IV. Syadvada is the logical expression of the Nayavada.  The various points of view from which the reality can be looked at gives the possibility of a comprehensive view of reality.  Such a view needs expression for the sake of clarity and communication. This has been possible by means of seven fold predication. It is called Saptabhangi, because of its sevenfold predication. It is the formulation of the doctrine of the possibility of apparent contradiction in a real whole. The real may as well contain contributions without affecting the nature of the real, because the contradictions arise only because we take partial views of reality. According to the Jainas, other Darsanas present only the gleams of the broken light, while the Jaina view visualises the whole truth in its different aspects. Nayavada and Syadvada are varieties of Anekantavada. Syadvada is complementary to the Nayavada.  Nayavada is analytic in character and Syad-vada is synthetic.  It investigates the various shades of the truth given by a Naya and integrates them into a consistent comprehensive synthesis. Dasgupta suggests that the relation between them expresses the many alternatives indicated by the Syadvada for any and every Naya.[21] In the Syadvada all the aspects of truth are woven together into the synthesis of the conditioned dialectic.

Some have raised a controversy as to whether Syadvada is synonymous of Saptabhangi or of the entire Jaina philosophy.  It is true that Syadvada has an important place in Jaina philosophy, but it can not be equated with the entire Jaina philosophy. Prabhacandra states that Syadvada is synonymous with Saptabhangi.[22] However, this is just a scholastic problem and is needless from the philosophical point of view[23]  Syadvada is that conditional method in which the modes, or predications (bhangah) affirm (vidhi), negate (nisedha) or both affirm and negate severally and jointly in seven differcnt ways a certain attribute (bhava) of a thing (vastu) without incompatibility (avirodhena) in a certain context prasnavasat.[24]  Reality is complex and its nature cannot be expressed in an unconditioned position. Absolute affirmation and absolute negation are both erroneous.[25] And the 'syat' would mean 'in a certain sense' or 'from a certain point of view'.[26] In this sense Syadvada warns us against building a dogmatic structure of reality in a single concept or judgement. That would be logical dogmatism (nirapeksavada) as against the sapeksavada expressed in Syadvada.

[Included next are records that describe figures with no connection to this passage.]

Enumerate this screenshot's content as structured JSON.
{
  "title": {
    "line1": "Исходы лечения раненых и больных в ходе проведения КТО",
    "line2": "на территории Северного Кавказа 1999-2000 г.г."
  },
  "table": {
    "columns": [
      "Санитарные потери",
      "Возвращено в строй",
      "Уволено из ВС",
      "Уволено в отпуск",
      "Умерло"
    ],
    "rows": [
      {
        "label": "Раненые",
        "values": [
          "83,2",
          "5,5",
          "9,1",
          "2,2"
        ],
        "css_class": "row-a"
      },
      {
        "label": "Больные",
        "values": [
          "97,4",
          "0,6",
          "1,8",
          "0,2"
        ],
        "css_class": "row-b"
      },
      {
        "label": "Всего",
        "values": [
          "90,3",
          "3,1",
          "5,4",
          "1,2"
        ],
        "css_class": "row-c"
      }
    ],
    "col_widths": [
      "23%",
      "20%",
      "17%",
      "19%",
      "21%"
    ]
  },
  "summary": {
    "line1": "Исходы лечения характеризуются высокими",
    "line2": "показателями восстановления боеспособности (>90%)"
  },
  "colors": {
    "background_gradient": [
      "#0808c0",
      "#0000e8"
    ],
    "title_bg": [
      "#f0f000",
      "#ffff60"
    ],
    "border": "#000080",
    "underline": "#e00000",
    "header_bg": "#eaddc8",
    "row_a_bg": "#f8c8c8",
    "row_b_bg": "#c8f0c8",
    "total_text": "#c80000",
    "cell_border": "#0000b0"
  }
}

It is difficult to decide which is the earlier of the two-Nayavada seems to be earlier, because Umasvati in his 'Tatvartha-sutra

describes the kinds of Nayas, but makes no mention of the Svadvada and the sevenfold prepositions.  Yet it is possible that it existed long before him. Buddhist Suttas mention the doctrine in an erroneous way as the doctrine not of the Nigganthas but of some recluse and Brahmins. In the earlier literature of the Jaina canon there are only a few passages in which there is a reference to Syadvada. They occur in the Bhagavati-sutra, in which it is expressed in the form of three propositions. Among the other early references, Bhadrabahu's Sutrakrtanga Niryukti is prominent. The developed form of the doctrine in the form of the seven-fold propositions is well described in Paiicastikdyasara of Kundakundacarya and Aptamtmamsa of Samantabhadra. Siddhasena Divakara, Akalanka and Vidyanandi are among the later writers who have given a systematic exposition of the doctrine.

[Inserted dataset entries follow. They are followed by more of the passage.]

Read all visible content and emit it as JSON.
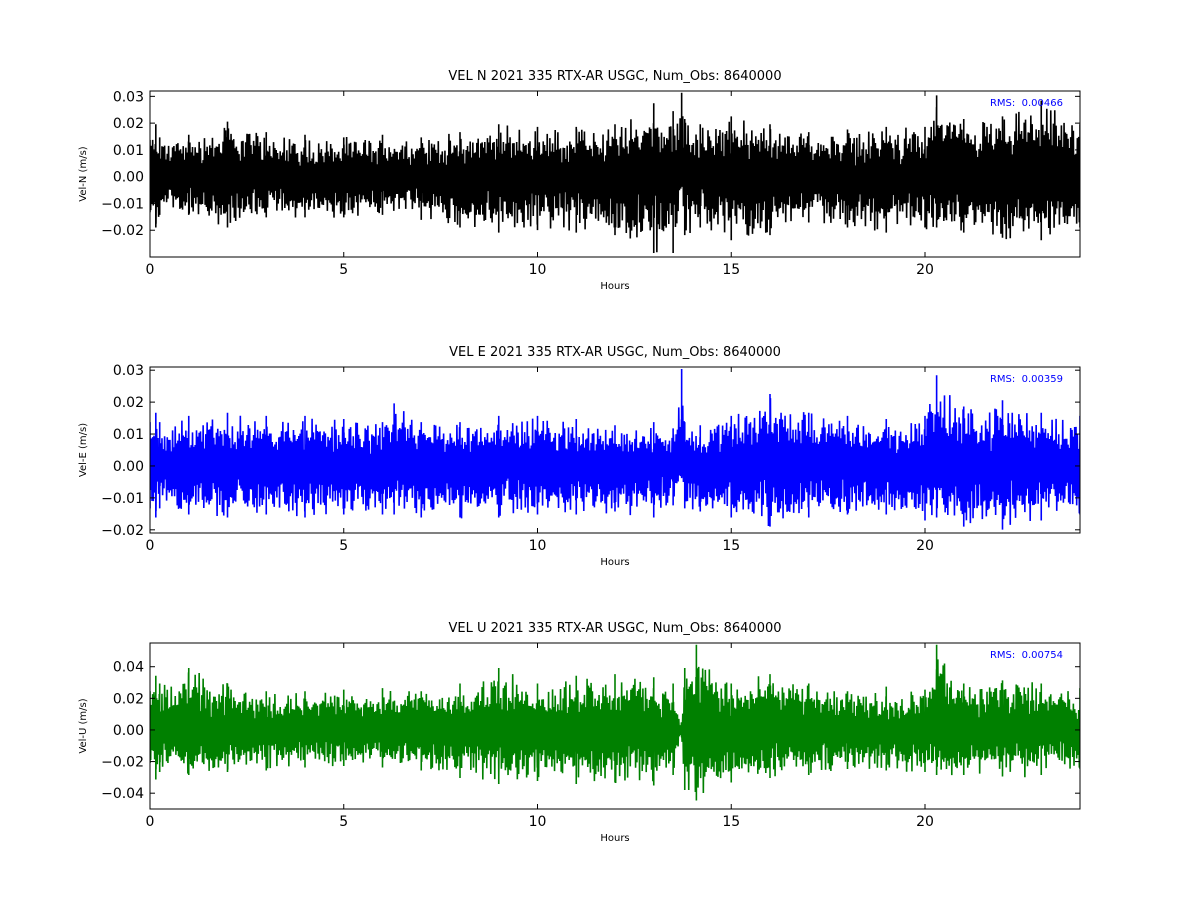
{
  "chart_data": [
    {
      "type": "line",
      "title": "VEL N 2021 335 RTX-AR  USGC, Num_Obs: 8640000",
      "xlabel": "Hours",
      "ylabel": "Vel-N (m/s)",
      "xlim": [
        0,
        24
      ],
      "ylim": [
        -0.03,
        0.032
      ],
      "xticks": [
        0,
        5,
        10,
        15,
        20
      ],
      "xtick_labels": [
        "0",
        "5",
        "10",
        "15",
        "20"
      ],
      "yticks": [
        -0.02,
        -0.01,
        0.0,
        0.01,
        0.02,
        0.03
      ],
      "ytick_labels": [
        "−0.02",
        "−0.01",
        "0.00",
        "0.01",
        "0.02",
        "0.03"
      ],
      "grid": false,
      "color": "#000000",
      "rms_label": "RMS:  0.00466",
      "rms_color": "#0000ff",
      "series": [
        {
          "x": [
            0,
            0.15,
            0.25,
            1,
            2,
            3,
            4,
            5,
            6,
            7,
            8,
            9,
            10,
            11,
            12,
            13,
            13.5,
            13.72,
            13.8,
            14.2,
            15,
            16,
            17,
            18,
            19,
            20,
            20.3,
            21,
            22,
            23,
            24
          ],
          "upper": [
            0.014,
            0.02,
            0.015,
            0.016,
            0.021,
            0.017,
            0.016,
            0.015,
            0.016,
            0.015,
            0.017,
            0.02,
            0.019,
            0.019,
            0.02,
            0.028,
            0.025,
            0.032,
            0.022,
            0.02,
            0.023,
            0.02,
            0.017,
            0.018,
            0.019,
            0.019,
            0.031,
            0.022,
            0.023,
            0.029,
            0.02
          ],
          "lower": [
            -0.014,
            -0.02,
            -0.015,
            -0.015,
            -0.02,
            -0.016,
            -0.016,
            -0.016,
            -0.015,
            -0.017,
            -0.02,
            -0.022,
            -0.021,
            -0.022,
            -0.023,
            -0.03,
            -0.03,
            -0.004,
            -0.023,
            -0.02,
            -0.025,
            -0.023,
            -0.018,
            -0.02,
            -0.022,
            -0.02,
            -0.02,
            -0.022,
            -0.024,
            -0.025,
            -0.02
          ]
        }
      ]
    },
    {
      "type": "line",
      "title": "VEL E 2021 335 RTX-AR  USGC, Num_Obs: 8640000",
      "xlabel": "Hours",
      "ylabel": "Vel-E (m/s)",
      "xlim": [
        0,
        24
      ],
      "ylim": [
        -0.021,
        0.031
      ],
      "xticks": [
        0,
        5,
        10,
        15,
        20
      ],
      "xtick_labels": [
        "0",
        "5",
        "10",
        "15",
        "20"
      ],
      "yticks": [
        -0.02,
        -0.01,
        0.0,
        0.01,
        0.02,
        0.03
      ],
      "ytick_labels": [
        "−0.02",
        "−0.01",
        "0.00",
        "0.01",
        "0.02",
        "0.03"
      ],
      "grid": false,
      "color": "#0000ff",
      "rms_label": "RMS:  0.00359",
      "rms_color": "#0000ff",
      "series": [
        {
          "x": [
            0,
            0.15,
            0.25,
            1,
            2,
            3,
            4,
            5,
            6,
            6.3,
            7,
            8,
            9,
            10,
            11,
            12,
            13,
            13.5,
            13.72,
            13.8,
            14.2,
            15,
            16,
            17,
            18,
            19,
            20,
            20.3,
            21,
            22,
            23,
            24
          ],
          "upper": [
            0.014,
            0.017,
            0.014,
            0.016,
            0.017,
            0.016,
            0.016,
            0.015,
            0.014,
            0.02,
            0.014,
            0.014,
            0.016,
            0.016,
            0.015,
            0.013,
            0.014,
            0.012,
            0.031,
            0.014,
            0.013,
            0.016,
            0.023,
            0.017,
            0.016,
            0.015,
            0.016,
            0.029,
            0.019,
            0.021,
            0.017,
            0.016
          ],
          "lower": [
            -0.014,
            -0.017,
            -0.014,
            -0.016,
            -0.017,
            -0.016,
            -0.017,
            -0.016,
            -0.016,
            -0.016,
            -0.017,
            -0.017,
            -0.017,
            -0.016,
            -0.016,
            -0.015,
            -0.017,
            -0.013,
            -0.004,
            -0.014,
            -0.015,
            -0.017,
            -0.02,
            -0.017,
            -0.016,
            -0.016,
            -0.018,
            -0.017,
            -0.02,
            -0.021,
            -0.018,
            -0.016
          ]
        }
      ]
    },
    {
      "type": "line",
      "title": "VEL U 2021 335 RTX-AR  USGC, Num_Obs: 8640000",
      "xlabel": "Hours",
      "ylabel": "Vel-U (m/s)",
      "xlim": [
        0,
        24
      ],
      "ylim": [
        -0.05,
        0.055
      ],
      "xticks": [
        0,
        5,
        10,
        15,
        20
      ],
      "xtick_labels": [
        "0",
        "5",
        "10",
        "15",
        "20"
      ],
      "yticks": [
        -0.04,
        -0.02,
        0.0,
        0.02,
        0.04
      ],
      "ytick_labels": [
        "−0.04",
        "−0.02",
        "0.00",
        "0.02",
        "0.04"
      ],
      "grid": false,
      "color": "#008000",
      "rms_label": "RMS:  0.00754",
      "rms_color": "#0000ff",
      "series": [
        {
          "x": [
            0,
            0.15,
            0.25,
            1,
            2,
            3,
            4,
            5,
            6,
            7,
            8,
            9,
            10,
            11,
            12,
            13,
            13.5,
            13.72,
            13.8,
            14.1,
            15,
            16,
            17,
            18,
            19,
            20,
            20.3,
            21,
            22,
            23,
            24
          ],
          "upper": [
            0.025,
            0.035,
            0.03,
            0.04,
            0.03,
            0.025,
            0.025,
            0.026,
            0.027,
            0.025,
            0.03,
            0.04,
            0.03,
            0.035,
            0.036,
            0.034,
            0.03,
            0.005,
            0.04,
            0.055,
            0.03,
            0.036,
            0.03,
            0.025,
            0.028,
            0.026,
            0.055,
            0.03,
            0.032,
            0.03,
            0.027
          ],
          "lower": [
            -0.022,
            -0.033,
            -0.028,
            -0.03,
            -0.028,
            -0.027,
            -0.025,
            -0.024,
            -0.025,
            -0.027,
            -0.032,
            -0.036,
            -0.034,
            -0.036,
            -0.035,
            -0.037,
            -0.03,
            -0.005,
            -0.04,
            -0.047,
            -0.035,
            -0.032,
            -0.03,
            -0.026,
            -0.027,
            -0.028,
            -0.03,
            -0.03,
            -0.031,
            -0.03,
            -0.026
          ]
        }
      ]
    }
  ]
}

Syadvada shows that tbere are seven ways of describing a thing and its attributes. It attempts to reconcile the con-tradiction involved in the predications of the thing. It is possible to describe a thing in seven ways.

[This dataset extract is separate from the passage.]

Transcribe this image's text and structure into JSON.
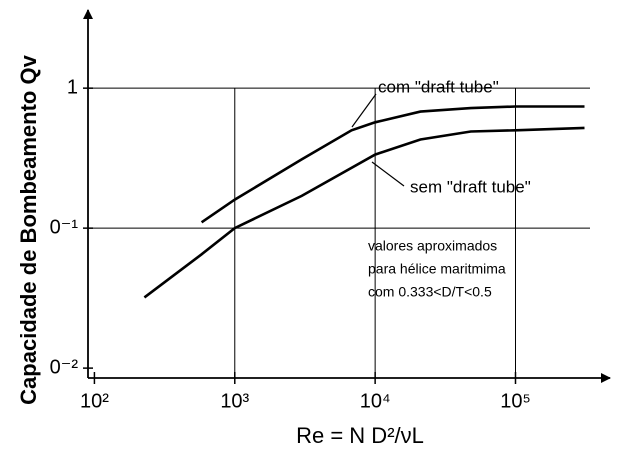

1. Syad asti asserts the existence of the thing. The word syat is difficult to translate. It is very often said that it connotes 'perhaps' or probability. But it would be more appropriate to say that it refers to the special context.  syat would then mean 'in the context'. From the point of view of the substance, place, time and nature, we may say that a thing is. For instance, the jar exists, as it is made of clay in a particular place and time. Thus substance (dravya), attribute (bhava), time (kala), and space (ksetra) from the context of these relations existence and other attributes are predicated. A house exists, i.e., it is a house as build up and as long as it is occupied for the purpose of residence.